4. We collect this Netflow data for several reasons. First, we use the data to conduct traffic 
analysis. It allows our analysts to see where they need to deploy additional capacity in the DoD 
network. For example, if one segment of the system is getting more traffic than another, it may 
need a larger router. This type of work falls within the purview of those CDC analysts working 
on network operations and maintenance. These analysts focus on maintaining the availability, 
robustness, and proper functioning of the Netflow data. They ensure that the system is collecting 
data correctly, that it is securely transported and stored, and that the system used to access the 
information is on-line and functioning properly. Another section however uses the Netflow data 
to defend the DoD network from threats. For example, if a regular DoD user has a virus on 
his/her computer that tries to connect to a malicious computer outside the network, our tools 
enable our analysts to detect that and take the offending computer offline.
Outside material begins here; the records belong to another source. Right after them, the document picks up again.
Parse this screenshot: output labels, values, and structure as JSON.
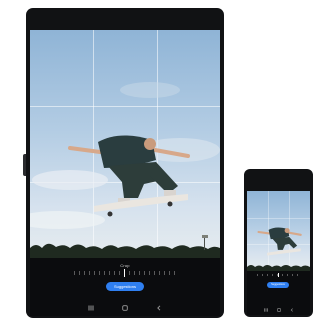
{
  "tablet": {
    "mode_label": "Crop",
    "action_button": "Suggestions",
    "nav": [
      "recents-icon",
      "home-icon",
      "back-icon"
    ]
  },
  "phone": {
    "action_button": "Suggestions",
    "nav": [
      "recents-icon",
      "home-icon",
      "back-icon"
    ]
  },
  "colors": {
    "accent": "#2f7ff0",
    "device_frame": "#111214",
    "sky_top": "#8fb4d6",
    "sky_bottom": "#e6ecef"
  }
}
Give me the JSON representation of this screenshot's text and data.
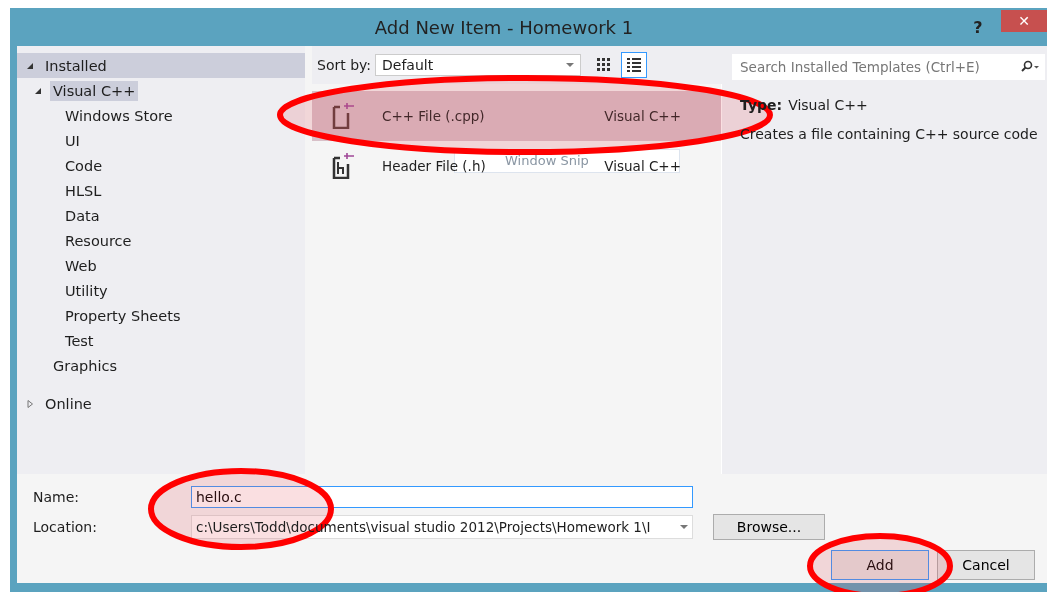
{
  "window": {
    "title": "Add New Item - Homework 1",
    "help": "?",
    "close": "✕"
  },
  "sidebar": {
    "items": [
      {
        "label": "Installed",
        "expanded": true,
        "kind": "header",
        "children": [
          {
            "label": "Visual C++",
            "expanded": true,
            "selected": true,
            "children": [
              {
                "label": "Windows Store",
                "selected": false
              },
              {
                "label": "UI",
                "selected": false
              },
              {
                "label": "Code",
                "selected": false
              },
              {
                "label": "HLSL",
                "selected": false
              },
              {
                "label": "Data",
                "selected": false
              },
              {
                "label": "Resource",
                "selected": false
              },
              {
                "label": "Web",
                "selected": false
              },
              {
                "label": "Utility",
                "selected": false
              },
              {
                "label": "Property Sheets",
                "selected": false
              },
              {
                "label": "Test",
                "selected": false
              }
            ]
          },
          {
            "label": "Graphics",
            "selected": false
          }
        ]
      },
      {
        "label": "Online",
        "expanded": false,
        "kind": "header"
      }
    ]
  },
  "toolbar": {
    "sort_label": "Sort by:",
    "sort_value": "Default",
    "view": [
      {
        "kind": "grid",
        "selected": false
      },
      {
        "kind": "list",
        "selected": true
      }
    ]
  },
  "search": {
    "placeholder": "Search Installed Templates (Ctrl+E)"
  },
  "templates": [
    {
      "name": "C++ File (.cpp)",
      "language": "Visual C++",
      "kind": "cpp",
      "selected": true
    },
    {
      "name": "Header File (.h)",
      "language": "Visual C++",
      "kind": "h",
      "selected": false
    }
  ],
  "tooltip": "Window Snip",
  "details": {
    "type_label": "Type:",
    "type_value": "Visual C++",
    "description": "Creates a file containing C++ source code"
  },
  "form": {
    "name_label": "Name:",
    "name_value": "hello.c",
    "location_label": "Location:",
    "location_value": "c:\\Users\\Todd\\documents\\visual studio 2012\\Projects\\Homework 1\\I",
    "browse": "Browse..."
  },
  "buttons": [
    {
      "label": "Add",
      "kind": "default"
    },
    {
      "label": "Cancel",
      "kind": "normal"
    }
  ]
}
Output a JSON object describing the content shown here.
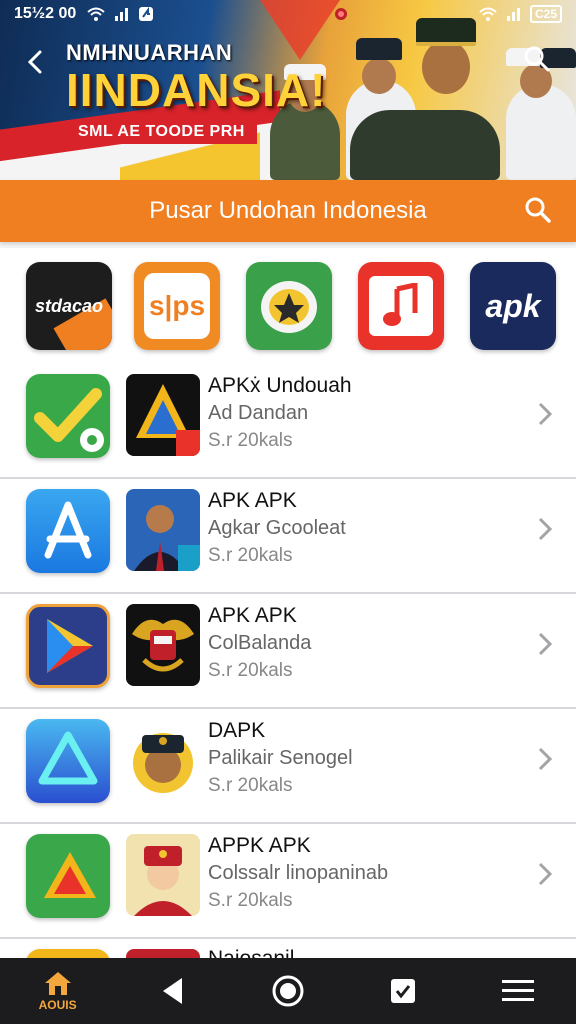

This section can 
investigate suspicious activity. I work in the section that manages the delivery of CDC 
capabilities. Finally, we also have a group using the Netflow data to do research and 
development. The Research and Development group analyzes the data to try and find patterns 
which might help them identify behavior going on that we do not currently have a means of 
detecting. For example, with older viruses it's easy to know when something has been infected, 
but newer ones can be more cautious in how they operate. By looking at patterns over time, our 
analysts might be able to see something that helps them find compromised computers in the 
network before the virus infects others. 

5. CENTAUR is what we call the system we use to track the Netflow data I just described. It is 
one of the systems with which I work in the PEO-MA. A CENTAUR log is the data output from 
our Netflow data system. I became involved in this case after DISA launched an audit initiative 
focused on integrating and analyzing multiple data sources to identify and track potential insider 
threats on SIPRNET. Because of my job, I am familiar with the Netflow data CENTAUR 
generates for SIPRNET. I received a request to pull the CENTAUR logs showing 
communication between three SIPRNET IPs and for a specific period of time. The date range of 
interest was October 2009 to May 2010. Investigators were interested in the following IP 
addresses: 22.225.29.185, 22.225.41.22, and 22.225.41.40. 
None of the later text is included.